K-5 students already have the qualities of great innovators problem solvers, but traditional rote-learning environments can often stifle young learners’ natural curiosity, engagement, and confidence.

Bringing hands-on, relevant learning to K-5 classrooms through engineering activities, projects, and problems, however, can empower students to embrace their exploratory nature and stay excited about discovery – now and for years to come. And the earlier students have these learning opportunities, the better.

From research, we know that students are deciding as early as second grade if they are interested in – and believe they are good at – math and science. In one study, 65 percent of scientists and graduate students reported that their interest in science began before middle school. In other words, students are deciding at an early age that they are either “good” or “bad” at problem solving, which can lead them to narrow their options.

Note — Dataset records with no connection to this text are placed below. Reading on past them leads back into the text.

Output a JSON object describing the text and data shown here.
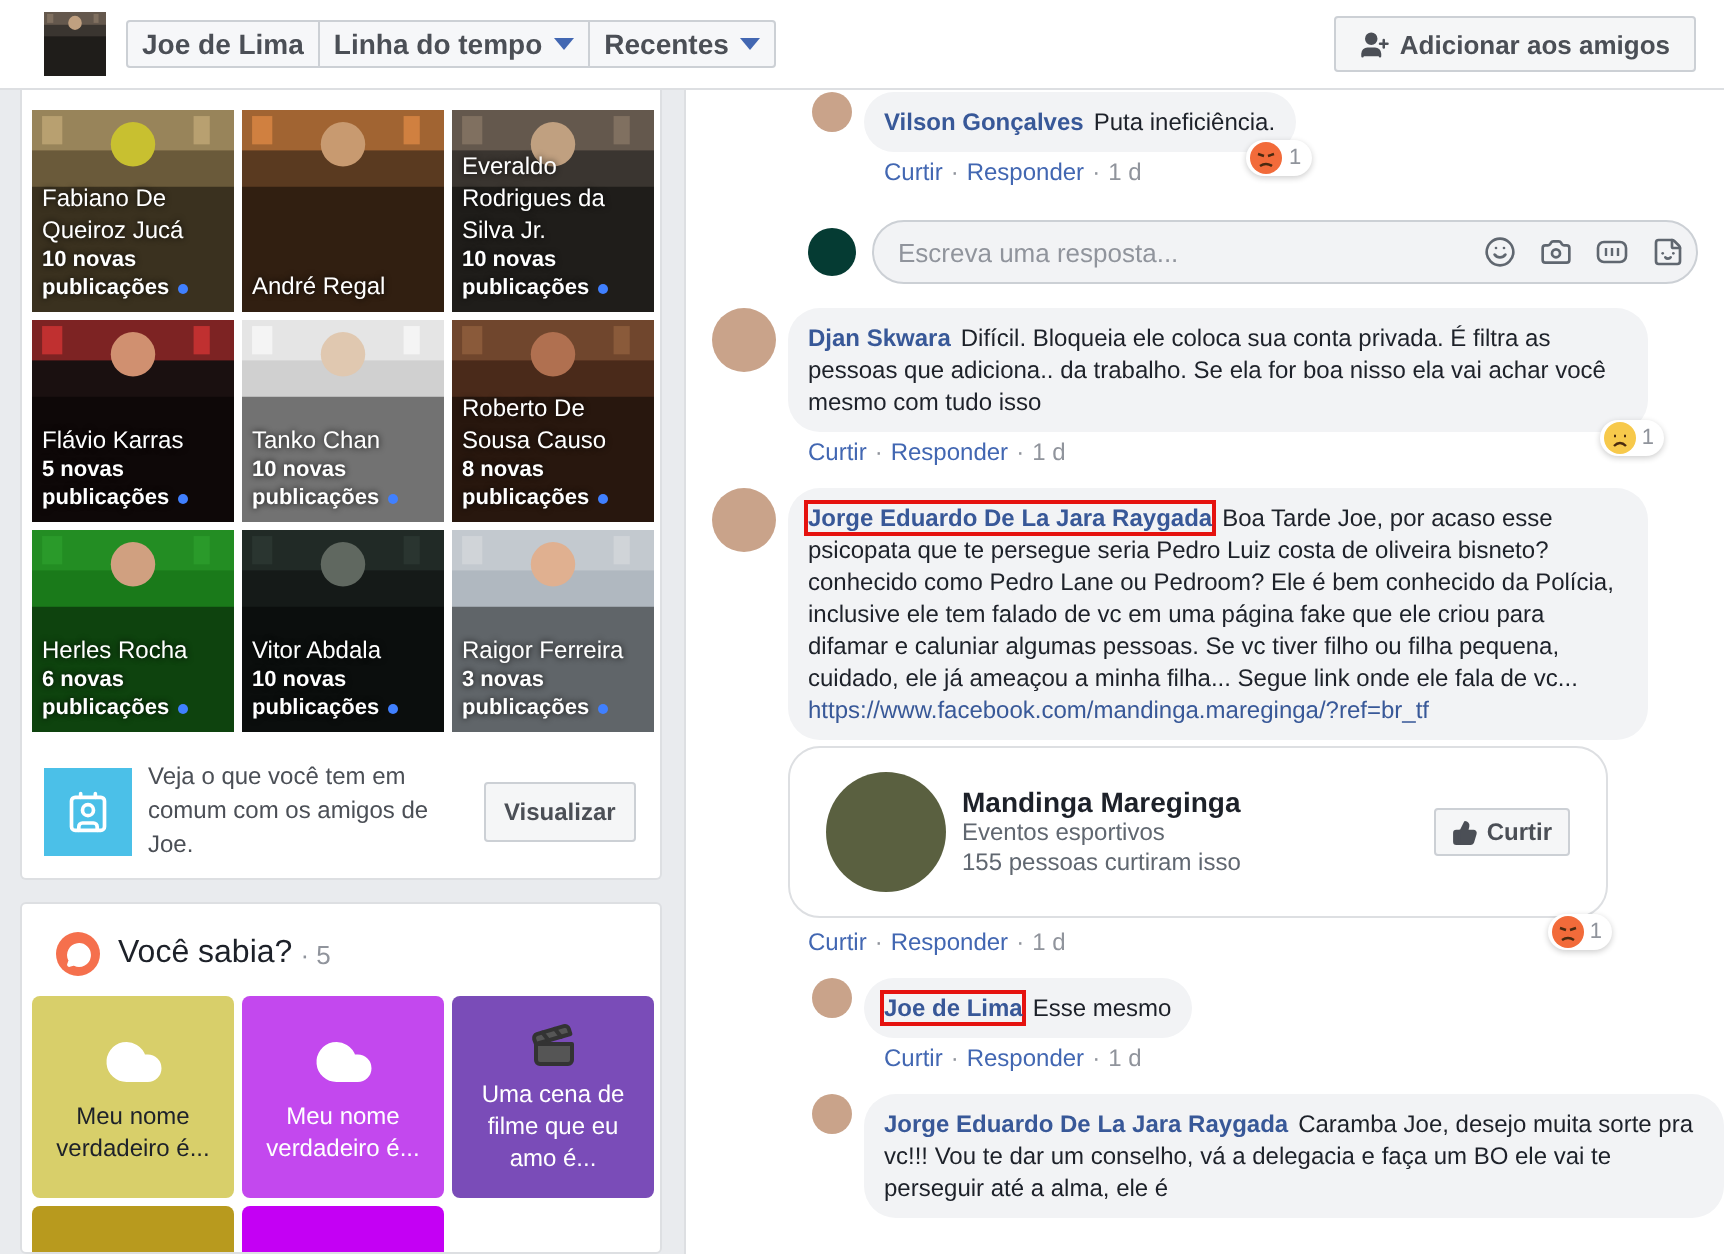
{
  "nav_tabs": [
    {
      "label": "Joe de Lima",
      "dropdown": false
    },
    {
      "label": "Linha do tempo",
      "dropdown": true
    },
    {
      "label": "Recentes",
      "dropdown": true
    }
  ],
  "add_friend_button": "Adicionar aos amigos",
  "friends": [
    {
      "name": "Fabiano De Queiroz Jucá",
      "count": "10 novas",
      "updates": "publicações"
    },
    {
      "name": "André Regal"
    },
    {
      "name": "Everaldo Rodrigues da Silva Jr.",
      "count": "10 novas",
      "updates": "publicações"
    },
    {
      "name": "Flávio Karras",
      "count": "5 novas",
      "updates": "publicações"
    },
    {
      "name": "Tanko Chan",
      "count": "10 novas",
      "updates": "publicações"
    },
    {
      "name": "Roberto De Sousa Causo",
      "count": "8 novas",
      "updates": "publicações"
    },
    {
      "name": "Herles Rocha",
      "count": "6 novas",
      "updates": "publicações"
    },
    {
      "name": "Vitor Abdala",
      "count": "10 novas",
      "updates": "publicações"
    },
    {
      "name": "Raigor Ferreira",
      "count": "3 novas",
      "updates": "publicações"
    }
  ],
  "common_friends": {
    "text": "Veja o que você tem em comum com os amigos de Joe.",
    "button": "Visualizar"
  },
  "did_you_know": {
    "title": "Você sabia?",
    "count": "· 5",
    "cards": [
      {
        "kind": "thought",
        "color": "#d8cf6a",
        "text": "Meu nome verdadeiro é..."
      },
      {
        "kind": "thought",
        "color": "#c348ee",
        "text": "Meu nome verdadeiro é..."
      },
      {
        "kind": "clapper",
        "color": "#7a4cb8",
        "text": "Uma cena de filme que eu amo é..."
      },
      {
        "kind": "blank",
        "color": "#b89a1e"
      },
      {
        "kind": "blank",
        "color": "#c400f4"
      }
    ]
  },
  "separator": "·",
  "earlier_replies": [
    {
      "author": "Vilson Gonçalves",
      "text": "Puta ineficiência.",
      "highlighted": false,
      "reaction": {
        "kind": "angry",
        "count": "1"
      },
      "actions": [
        "Curtir",
        "Responder",
        "1 d"
      ]
    }
  ],
  "reply_box": {
    "placeholder": "Escreva uma resposta..."
  },
  "comments": [
    {
      "author": "Djan Skwara",
      "text": "Difícil. Bloqueia ele coloca sua conta privada. É filtra as pessoas que adiciona.. da trabalho. Se ela for boa nisso ela vai achar você mesmo com tudo isso",
      "highlighted": false,
      "reaction": {
        "kind": "sad",
        "count": "1"
      },
      "actions": [
        "Curtir",
        "Responder",
        "1 d"
      ]
    },
    {
      "author": "Jorge Eduardo De La Jara Raygada",
      "text": "Boa Tarde Joe, por acaso esse psicopata que te persegue seria Pedro Luiz costa de oliveira bisneto? conhecido como Pedro Lane ou Pedroom? Ele é bem conhecido da Polícia, inclusive ele tem falado de vc em uma página fake que ele criou para difamar e caluniar algumas pessoas. Se vc tiver filho ou filha pequena, cuidado, ele já ameaçou a minha filha... Segue link onde ele fala de vc...",
      "link": "https://www.facebook.com/mandinga.mareginga/?ref=br_tf",
      "highlighted": true,
      "preview": {
        "title": "Mandinga Mareginga",
        "category": "Eventos esportivos",
        "likes": "155 pessoas curtiram isso",
        "button": "Curtir"
      },
      "reaction": {
        "kind": "angry",
        "count": "1"
      },
      "actions": [
        "Curtir",
        "Responder",
        "1 d"
      ],
      "children": [
        {
          "author": "Joe de Lima",
          "text": "Esse mesmo",
          "highlighted": true,
          "actions": [
            "Curtir",
            "Responder",
            "1 d"
          ]
        },
        {
          "author": "Jorge Eduardo De La Jara Raygada",
          "text": "Caramba Joe, desejo muita sorte pra vc!!! Vou te dar um conselho, vá a delegacia e faça um BO ele vai te perseguir até a alma, ele é",
          "highlighted": false
        }
      ]
    }
  ]
}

What can we do to help students develop confidence and cultivate lasting interests in engineering and problem solving?

On Oct. 28 at 8 p.m. ET, please join PLTW on Twitter for a conversation around the following questions and more that focus engineering in elementary schools by following and utilizing the hashtag #PLTWBB.

  • Why is an early introduction to engineering important for K-5 students?
  • What are some ways to get K-5 students excited about engineering?
  • What are some tips for getting K-5 students comfortable with the engineering design process?
  • What technology tools can help to boost engineering engagement in K-5 classrooms?
  • What are barriers to making engineering programs available to K-5 students?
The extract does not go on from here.